Il privilegio di vivere in questo Occidente infatti è che siamo tutti buoni. Tranne pochi riottosi come lo scrivente, che – lo confessa con riluttanza – non amava Topolino, preferiva i soldati grigi confederati a quelli blu, stimava i guerrieri indiani, animati dal senso dell’onore e dal radicamento nella loro terra, ed era infastidito dalla bontà dolciastra di Garrone nel libro Cuore, il gigante povero e mitissimo, ligio all’autorità costituita. Non facevamo il tifo per Franti – il ragazzino torvo e maledetto, la malvagità in persona – ma l’abbiamo spesso giustificato. Fin dall’adolescenza, infatti, eravamo stati inseriti oltre la linea, nel campo dei cattivi.

Oggi tutti paiono buoni e benintenzionati, perfino i lupi, che impartiscono lezioncine travestiti da agnelli. Civiltà del buonismo: viva Lupo de Lupis.  Il risultato è che, nell’alluvione di finta bontà, tutto si capovolge e non ci sappiamo né vogliamo difendere. Se tutti sono buoni, a che serve? In lingua francese un’espressione idiomatica “entre chiens et loups”, tra cani e lupi, indica l’ora dell’imbrunire in cui colori e contorni sfumano e una cosa non si distingue più dall’altra.

I lupi non sono buoni, esattamente come non sono cattivi, due categorie soltanto umane. Per Ramiro De Maeztu, scrittore spagnolo, “essere è difendersi”. Difendersi non è attribuire categorie o etichette consolanti, ma distinguere con realismo il bene e il male per agire di conseguenza, seguire le tracce della verità senza credere nelle utopie di bontà universale. Non è vero che tutto può essere risolto attraverso il dialogo. Provate a dialogare con il lupo in azione, predicare tolleranza verso le pecorelle. Siamo così buoni e benintenzionati da dimenticare di difendere noi stessi e proteggere ciò che è nostro.

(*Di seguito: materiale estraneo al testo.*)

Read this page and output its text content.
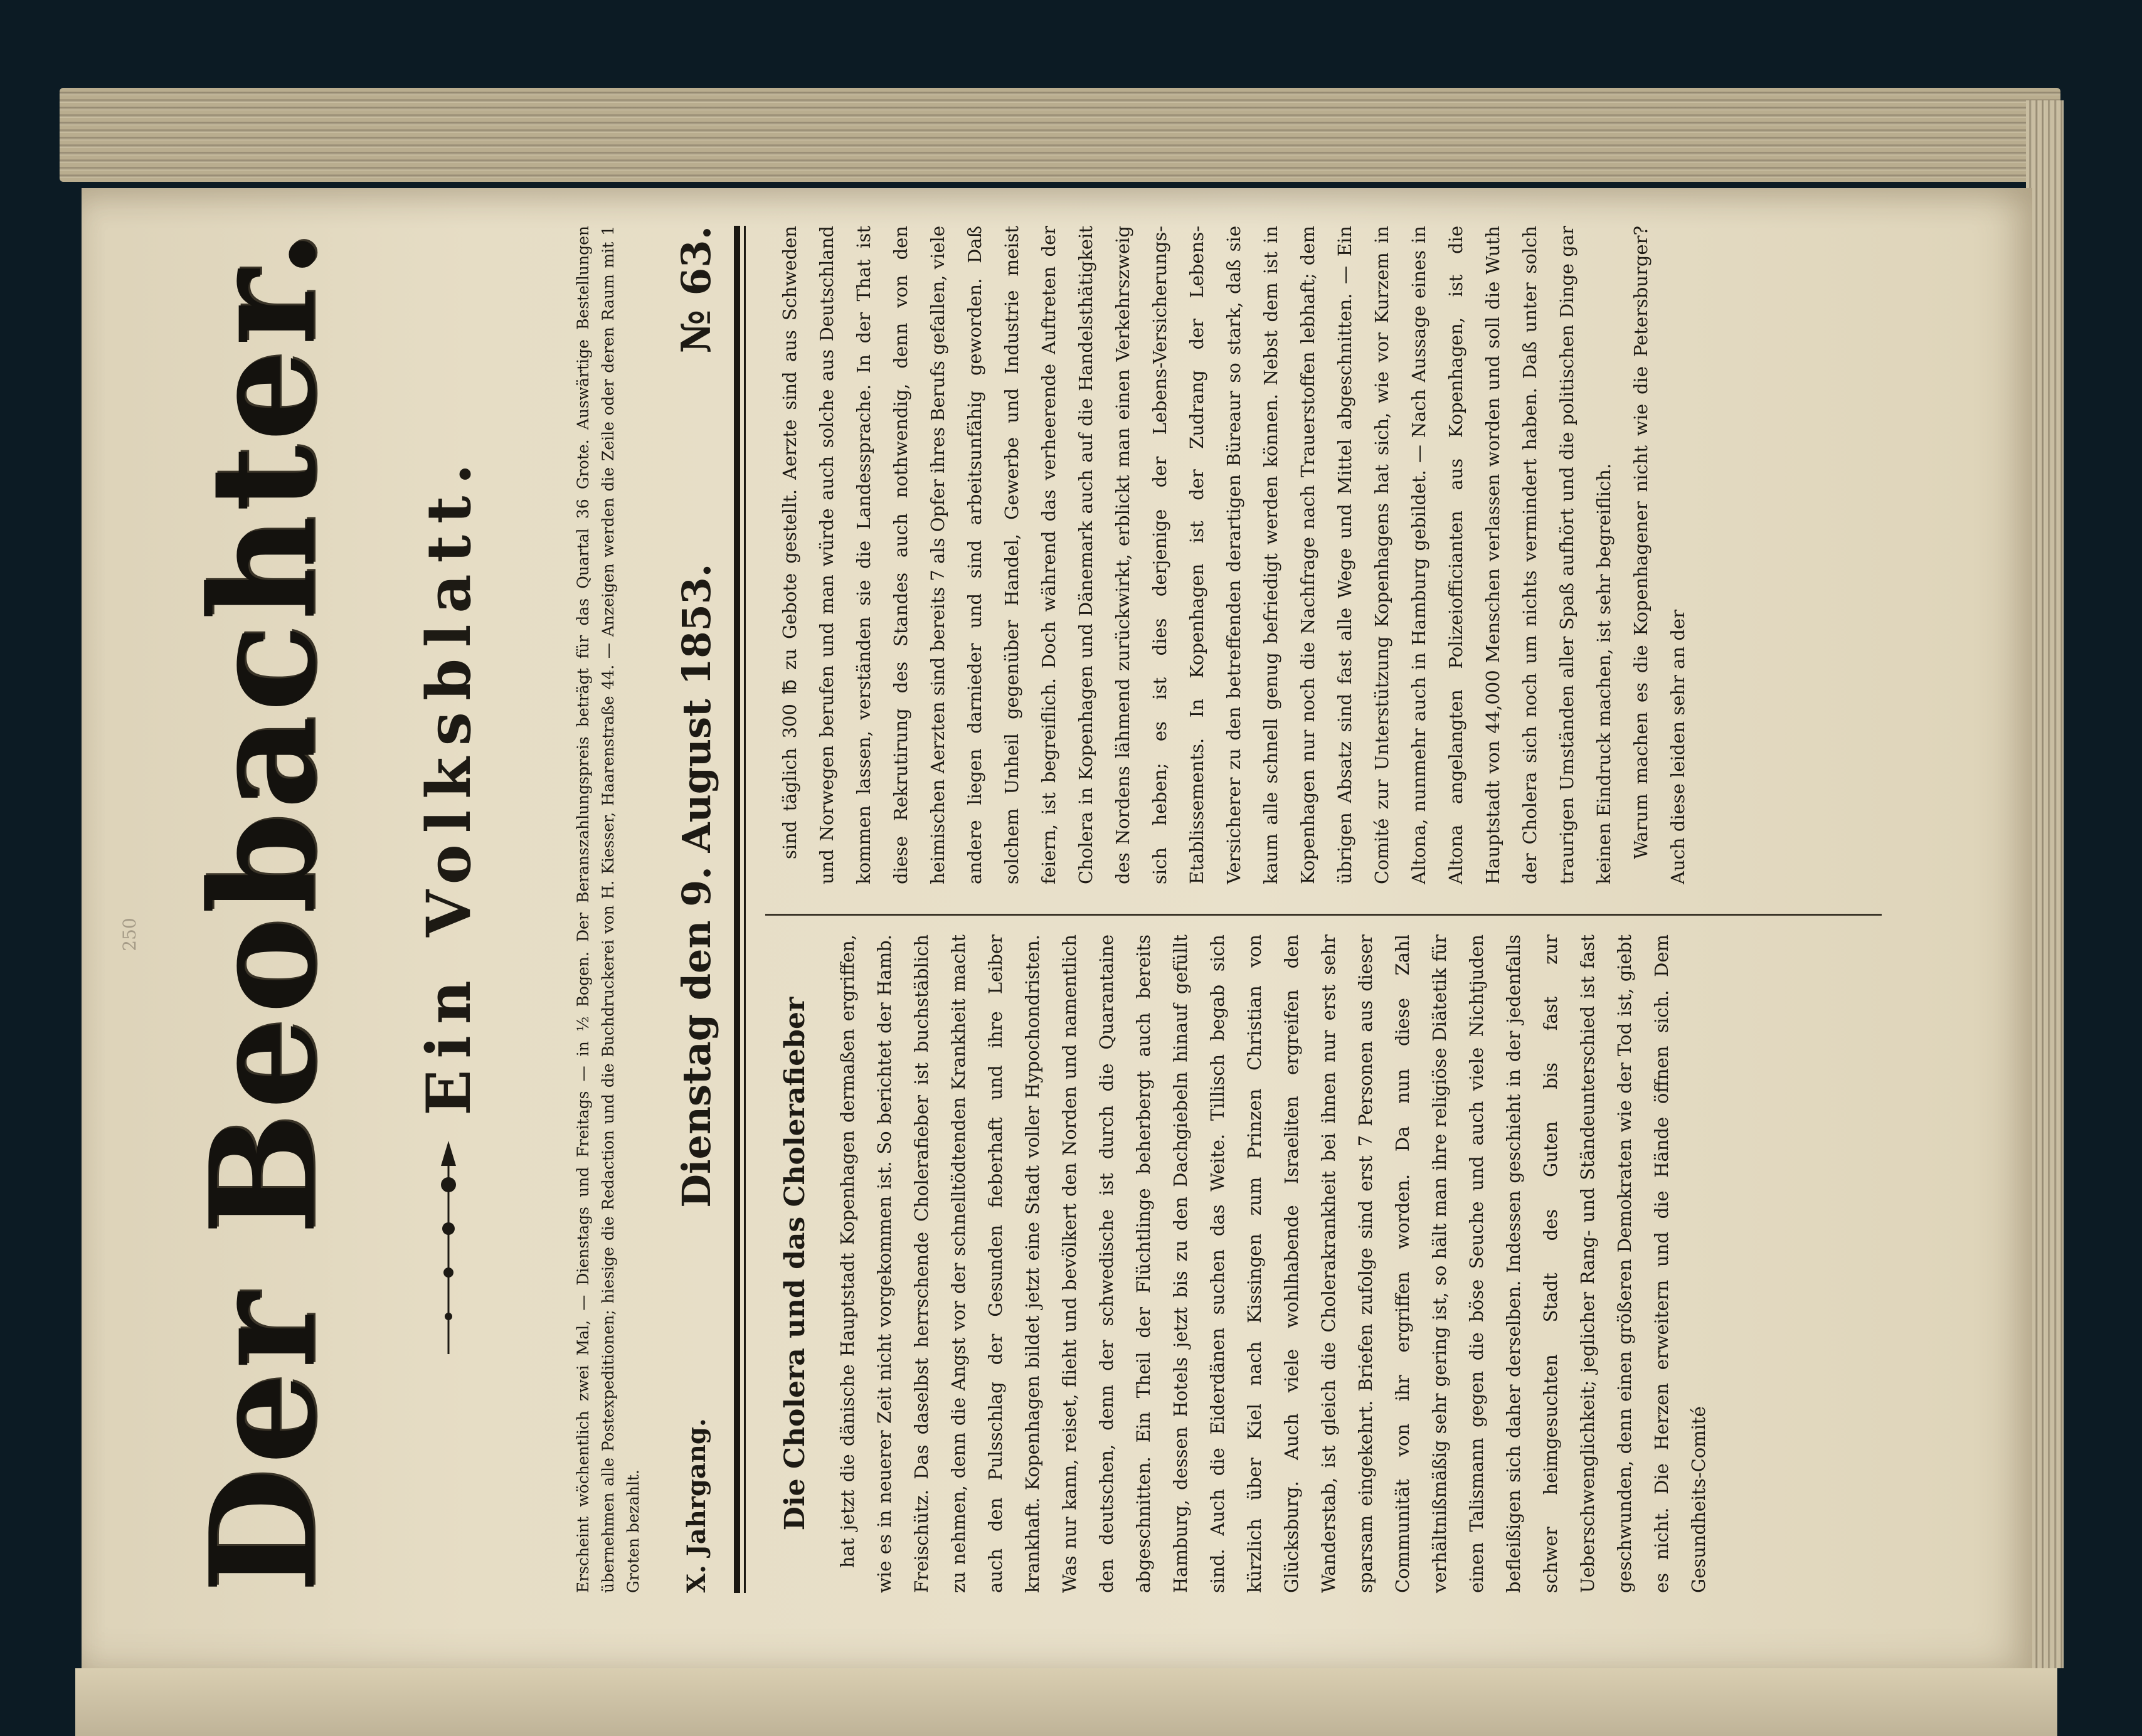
250 Der Beobachter. Ein Volksblatt.	Erscheint wöchentlich zwei Mal, — Dienstags und Freitags — in ½ Bogen. Der Beranszahlungspreis beträgt für das Quartal 36 Grote. Auswärtige Bestellungen übernehmen alle Postexpeditionen; hiesige die Redaction und die Buchdruckerei von H. Kiesser, Haarenstraße 44. — Anzeigen werden die Zeile oder deren Raum mit 1 Groten bezahlt. X. Jahrgang.
Dienstag den 9. August 1853.
№ 63.
Die Cholera und das Cholerafieber	hat jetzt die dänische Hauptstadt Kopenhagen dermaßen ergriffen, wie es in neuerer Zeit nicht vorgekommen ist. So berichtet der Hamb. Freischütz. Das daselbst herrschende Cholerafieber ist buchstäblich zu nehmen, denn die Angst vor der schnelltödtenden Krankheit macht auch den Pulsschlag der Gesunden fieberhaft und ihre Leiber krankhaft. Kopenhagen bildet jetzt eine Stadt voller Hypochondristen. Was nur kann, reiset, flieht und bevölkert den Norden und namentlich den deutschen, denn der schwedische ist durch die Quarantaine abgeschnitten. Ein Theil der Flüchtlinge beherbergt auch bereits Hamburg, dessen Hotels jetzt bis zu den Dachgiebeln hinauf gefüllt sind. Auch die Eiderdänen suchen das Weite. Tillisch begab sich kürzlich über Kiel nach Kissingen zum Prinzen Christian von Glücksburg. Auch viele wohlhabende Israeliten ergreifen den Wanderstab, ist gleich die Cholerakrankheit bei ihnen nur erst sehr sparsam eingekehrt. Briefen zufolge sind erst 7 Personen aus dieser Communität von ihr ergriffen worden. Da nun diese Zahl verhältnißmäßig sehr gering ist, so hält man ihre religiöse Diätetik für einen Talismann gegen die böse Seuche und auch viele Nichtjuden befleißigen sich daher derselben. Indessen geschieht in der jedenfalls schwer heimgesuchten Stadt des Guten bis fast zur Ueberschwenglichkeit; jeglicher Rang- und Ständeunterschied ist fast geschwunden, denn einen größeren Demokraten wie der Tod ist, giebt es nicht. Die Herzen erweitern und die Hände öffnen sich. Dem Gesundheits-Comité

sind täglich 300 ℔ zu Gebote gestellt. Aerzte sind aus Schweden und Norwegen berufen und man würde auch solche aus Deutschland kommen lassen, verständen sie die Landessprache. In der That ist diese Rekrutirung des Standes auch nothwendig, denn von den heimischen Aerzten sind bereits 7 als Opfer ihres Berufs gefallen, viele andere liegen darnieder und sind arbeitsunfähig geworden. Daß solchem Unheil gegenüber Handel, Gewerbe und Industrie meist feiern, ist begreiflich. Doch während das verheerende Auftreten der Cholera in Kopenhagen und Dänemark auch auf die Handelsthätigkeit des Nordens lähmend zurückwirkt, erblickt man einen Verkehrszweig sich heben; es ist dies derjenige der Lebens-Versicherungs-Etablissements. In Kopenhagen ist der Zudrang der Lebens-Versicherer zu den betreffenden derartigen Büreaur so stark, daß sie kaum alle schnell genug befriedigt werden können. Nebst dem ist in Kopenhagen nur noch die Nachfrage nach Trauerstoffen lebhaft; dem übrigen Absatz sind fast alle Wege und Mittel abgeschnitten. — Ein Comité zur Unterstützung Kopenhagens hat sich, wie vor Kurzem in Altona, nunmehr auch in Hamburg gebildet. — Nach Aussage eines in Altona angelangten Polizeiofficianten aus Kopenhagen, ist die Hauptstadt von 44,000 Menschen verlassen worden und soll die Wuth der Cholera sich noch um nichts vermindert haben. Daß unter solch traurigen Umständen aller Spaß aufhört und die politischen Dinge gar keinen Eindruck machen, ist sehr begreiflich. Warum machen es die Kopenhagener nicht wie die Petersburger? Auch diese leiden sehr an der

Branchi di lupi tanto buonini ci circondano. I loro morsi sono pensiero unico obbligatorio, minacce nucleari, dominio dei signori del denaro, imposizione di modelli esistenziali ed economici, boicottaggio di oleodotti, menzogne spacciate per clamorose verità scoperte solo da loro, virus che sfuggono ai cattivi pipistrelli. I lupi agiscono in branco se vedono un gregge debole, una difesa abbandonata. Un’Erinni seminuda del gruppo Femen irruppe in una chiesa urinando e simulando un aborto davanti alla Madonna: fa parte dei buoni, dovrà essere risarcita. Il suo era gesto era espressione del libero pensiero.

Buoni sono anche i cretini “climatici” che hanno cercato di deturpare i Girasoli di Van Gogh. Cattivo era il gigante olandese, anche se non riusciamo – al di là della furia nichilista- a comprendere il senso di ciò che fanno.  D’altronde, apparteniamo ai cattivi incalliti da troppo tempo per vedere la luce dei giusti. E giusti – come no – sono i liberatori anglosassoni i cui avi trassero popolazioni in schiavitù e legittimarono i corsari, banditi del mare autorizzati dalla Corona. Buoni per definizione, esportatori di bontà sotto forma di “democrazia”, quelli che lanciarono due ordigni nucleari su un nemico sconfitto, ci occupano e colonizzano la nostra mente, per impedirci di diventare cattivi.

E buoni, buonissimi, nonostante l’odio che distillano, sono quelli che considerano orribile il nuovo presidente della Camera, omofobo, allergico all’immigrazione, addirittura “putiniano” e – udite, udite – un empio che prega quotidianamente. Ohibò. Essere buoni significa pensare come loro, cioè quello che vogliono loro. I buoni, si sa, hanno casa a “sinistra”, una curiosa residenza da cui hanno sfrattato i poveri e gli operai per fare posto a stranieri e omosessuali. Una delle icone della bontà, Laura Boldrini, nel lanciare su Lorenzo Fontana gli anatemi del neo-bigottismo progressista, lo ha accusato di detestare i LGBTQIA+. Noi cattivi siamo incolti: non sapevamo che la A dell’acronimo designasse gli “asessuali”. Del resto ignoravamo anche di odiarli. Abbiamo imparato qualcosa e siamo grati all’esercito del bene che veglia su noi, mascalzoni che non si fidano dei lupi.  

I finti buoni sono pappagalli che ripetono suoni, non concetti, altoparlanti o fotocopie, come disse il Beato quindicenne Carlo Acutis citato dal pessimo Fontana. Spettatori di un cartone animato in cui i rospi sono drag queen e il male si trasforma in bene, credono sinceramente nella bontà dei lupi. Inquilini del mondo capovolto, dicono, come le tre streghe di Macbeth, “bello è il brutto, e brutto è il bello. E voliamo nella nebbia e nell’aria sporca.”